In these interviews and a new book that has followed, Branch says he tried to capture Clinton's unvarnished perspective on the events swirling around his presidency, from the consequential to the occasionally comic.

Reluctant to discuss the affair with Monica Lewinsky that led to his impeachment, Clinton once lamented that it occurred when he felt sorry for himself and that he "just cracked" under the pressure of personal and political setback.

He also relayed how Boris Yeltsin's late-night drinking during a visit to Washington in 1995 nearly created an international incident. The Russian president was staying at Blair House, the government guest quarters. Late at night, Clinton told Branch, Secret Service agents found Yeltsin clad only in his underwear, standing alone on Pennsylvania Avenue and trying to hail a cab. He wanted a pizza, he told them, his words slurring.

The next night, Yeltsin eluded security forces again when he climbed down back stairs to the Blair House basement. A building guard took Yeltsin for a drunken intruder until Russian and U.S. agents arrived on the scene and rescued him.

Then there was Clinton's take on a heated, two-hour discussion he had with then-Vice President Gore just after Gore had lost the 2000 presidential election to Republican George W. Bush.
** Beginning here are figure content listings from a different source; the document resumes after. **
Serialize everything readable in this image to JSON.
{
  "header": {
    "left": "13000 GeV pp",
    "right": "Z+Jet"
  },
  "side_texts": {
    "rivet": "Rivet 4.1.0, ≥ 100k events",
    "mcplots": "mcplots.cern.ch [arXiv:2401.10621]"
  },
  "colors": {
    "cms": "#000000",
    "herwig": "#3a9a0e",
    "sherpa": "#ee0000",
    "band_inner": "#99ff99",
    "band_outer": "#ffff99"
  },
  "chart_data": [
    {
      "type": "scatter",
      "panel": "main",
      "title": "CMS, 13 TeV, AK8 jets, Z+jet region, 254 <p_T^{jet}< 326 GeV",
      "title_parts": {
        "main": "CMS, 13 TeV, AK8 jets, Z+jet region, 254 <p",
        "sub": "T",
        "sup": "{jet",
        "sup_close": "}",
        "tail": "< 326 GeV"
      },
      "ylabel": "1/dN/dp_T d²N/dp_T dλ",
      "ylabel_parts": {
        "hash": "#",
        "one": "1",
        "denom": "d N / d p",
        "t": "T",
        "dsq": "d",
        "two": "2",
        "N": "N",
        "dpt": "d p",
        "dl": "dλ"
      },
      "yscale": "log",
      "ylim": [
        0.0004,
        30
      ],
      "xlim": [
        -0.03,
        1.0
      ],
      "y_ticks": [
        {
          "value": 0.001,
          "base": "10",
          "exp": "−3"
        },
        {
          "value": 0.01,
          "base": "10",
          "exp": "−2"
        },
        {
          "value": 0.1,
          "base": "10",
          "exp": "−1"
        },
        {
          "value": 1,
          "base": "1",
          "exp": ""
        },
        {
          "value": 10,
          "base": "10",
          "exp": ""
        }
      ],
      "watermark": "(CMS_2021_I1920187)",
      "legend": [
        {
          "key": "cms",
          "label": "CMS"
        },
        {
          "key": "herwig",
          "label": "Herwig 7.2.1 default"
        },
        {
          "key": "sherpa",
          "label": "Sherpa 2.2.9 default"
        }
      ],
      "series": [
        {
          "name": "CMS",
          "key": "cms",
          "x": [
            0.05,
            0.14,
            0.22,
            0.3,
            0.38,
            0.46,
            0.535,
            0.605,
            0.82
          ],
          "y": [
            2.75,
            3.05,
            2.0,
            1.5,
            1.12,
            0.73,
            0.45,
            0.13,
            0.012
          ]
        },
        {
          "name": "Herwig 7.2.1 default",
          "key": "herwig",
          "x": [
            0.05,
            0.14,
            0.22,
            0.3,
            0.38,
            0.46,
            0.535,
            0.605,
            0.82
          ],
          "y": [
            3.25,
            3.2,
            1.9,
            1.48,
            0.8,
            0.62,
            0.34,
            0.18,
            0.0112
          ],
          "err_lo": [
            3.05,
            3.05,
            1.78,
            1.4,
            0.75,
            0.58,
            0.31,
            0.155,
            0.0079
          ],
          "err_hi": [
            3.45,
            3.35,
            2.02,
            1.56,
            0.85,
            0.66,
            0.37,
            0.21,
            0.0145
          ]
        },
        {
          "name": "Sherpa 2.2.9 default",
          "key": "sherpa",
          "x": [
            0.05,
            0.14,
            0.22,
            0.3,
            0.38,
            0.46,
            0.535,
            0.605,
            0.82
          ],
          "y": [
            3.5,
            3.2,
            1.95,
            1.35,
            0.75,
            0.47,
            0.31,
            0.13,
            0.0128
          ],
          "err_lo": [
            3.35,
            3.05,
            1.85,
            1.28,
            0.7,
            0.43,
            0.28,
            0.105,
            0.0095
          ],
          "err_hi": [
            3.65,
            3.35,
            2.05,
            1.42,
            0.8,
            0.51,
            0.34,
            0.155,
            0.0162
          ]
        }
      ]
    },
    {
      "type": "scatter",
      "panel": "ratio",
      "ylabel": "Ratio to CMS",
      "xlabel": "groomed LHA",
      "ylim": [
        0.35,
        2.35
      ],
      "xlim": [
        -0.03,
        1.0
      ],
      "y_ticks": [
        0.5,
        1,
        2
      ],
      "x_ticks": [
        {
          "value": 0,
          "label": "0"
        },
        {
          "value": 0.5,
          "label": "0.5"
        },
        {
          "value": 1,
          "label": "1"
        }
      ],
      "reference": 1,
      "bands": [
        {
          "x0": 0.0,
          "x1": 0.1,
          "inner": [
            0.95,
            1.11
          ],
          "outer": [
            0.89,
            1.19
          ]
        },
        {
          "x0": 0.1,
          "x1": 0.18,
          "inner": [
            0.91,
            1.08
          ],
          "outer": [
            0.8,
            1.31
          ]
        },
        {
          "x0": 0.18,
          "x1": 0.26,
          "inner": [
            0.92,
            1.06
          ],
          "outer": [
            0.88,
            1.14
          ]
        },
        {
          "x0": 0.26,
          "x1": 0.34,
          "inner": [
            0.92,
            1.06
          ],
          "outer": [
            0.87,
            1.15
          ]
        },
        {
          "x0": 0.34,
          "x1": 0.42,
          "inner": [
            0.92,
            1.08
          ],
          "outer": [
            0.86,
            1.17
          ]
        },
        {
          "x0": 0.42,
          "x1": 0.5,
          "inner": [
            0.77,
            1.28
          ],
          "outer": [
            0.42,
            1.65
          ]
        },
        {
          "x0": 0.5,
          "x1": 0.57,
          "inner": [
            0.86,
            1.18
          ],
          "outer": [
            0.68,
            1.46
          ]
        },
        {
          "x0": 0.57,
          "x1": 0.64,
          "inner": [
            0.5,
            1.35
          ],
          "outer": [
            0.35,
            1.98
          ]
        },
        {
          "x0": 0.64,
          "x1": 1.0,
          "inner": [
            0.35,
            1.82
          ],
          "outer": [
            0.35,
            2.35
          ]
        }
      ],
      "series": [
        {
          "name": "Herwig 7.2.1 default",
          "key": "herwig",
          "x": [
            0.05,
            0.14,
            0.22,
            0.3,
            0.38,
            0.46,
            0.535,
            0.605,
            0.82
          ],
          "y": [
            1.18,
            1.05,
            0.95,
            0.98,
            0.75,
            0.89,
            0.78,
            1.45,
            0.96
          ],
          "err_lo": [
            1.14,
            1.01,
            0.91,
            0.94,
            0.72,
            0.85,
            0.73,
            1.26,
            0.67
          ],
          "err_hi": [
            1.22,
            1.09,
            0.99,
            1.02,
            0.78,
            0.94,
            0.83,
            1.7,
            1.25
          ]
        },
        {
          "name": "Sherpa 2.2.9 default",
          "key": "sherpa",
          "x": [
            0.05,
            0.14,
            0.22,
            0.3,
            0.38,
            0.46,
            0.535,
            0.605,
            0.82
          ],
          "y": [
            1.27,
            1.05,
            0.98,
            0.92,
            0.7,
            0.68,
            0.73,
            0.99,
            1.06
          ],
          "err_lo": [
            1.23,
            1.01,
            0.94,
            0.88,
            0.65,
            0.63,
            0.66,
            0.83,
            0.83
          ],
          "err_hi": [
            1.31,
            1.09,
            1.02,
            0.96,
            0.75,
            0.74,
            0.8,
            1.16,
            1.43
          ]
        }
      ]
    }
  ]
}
The meeting started politely enough, Clinton recalled. Then Clinton, who felt underutilized during the 2000 campaign, told Gore he could have tilted the election to the Democratic side if he had been dispatched to stump in Arkansas or New Hampshire, both states in which Clinton was popular. Either state would have provided the electoral votes Gore needed to win.

Gore replied that Clinton's scandalous shadow was a "drag" that had plagued Gore at every step of the campaign. The two "exploded" at each other in mutual recrimination.

Clinton may be having some second thoughts about the 79 oral history interviews he gave to Branch during his presidency, their contents not yet released. The transcripts are in binders that fill a long shelf in the office he converted from a garage behind his home in Chappaqua, N.Y.

The former president has been on the phone with Branch for hours since he got page proofs of Branch's new book, The Clinton Tapes: Wrestling History with the President (Simon & Schuster), running "hot and cold" about the account based on Branch's recollections of their conversations.

"I think it's fair to say he's nervous," Branch, 62, said last week at his Victorian house here. Clinton didn't respond to several requests for comment.

The portrait that emerges from the 707-page tome is a president who reveled in policy and delighted in politics but "always thought he was trapped in the personal issues," Branch says. The description of Clinton's goals and thinking is more candid and more complex than in Clinton's 2004 memoir, My Life.

Still, Branch's book is more of a one-man show than a three-dimensional perspective: The world of the moment as seen through the president's eyes.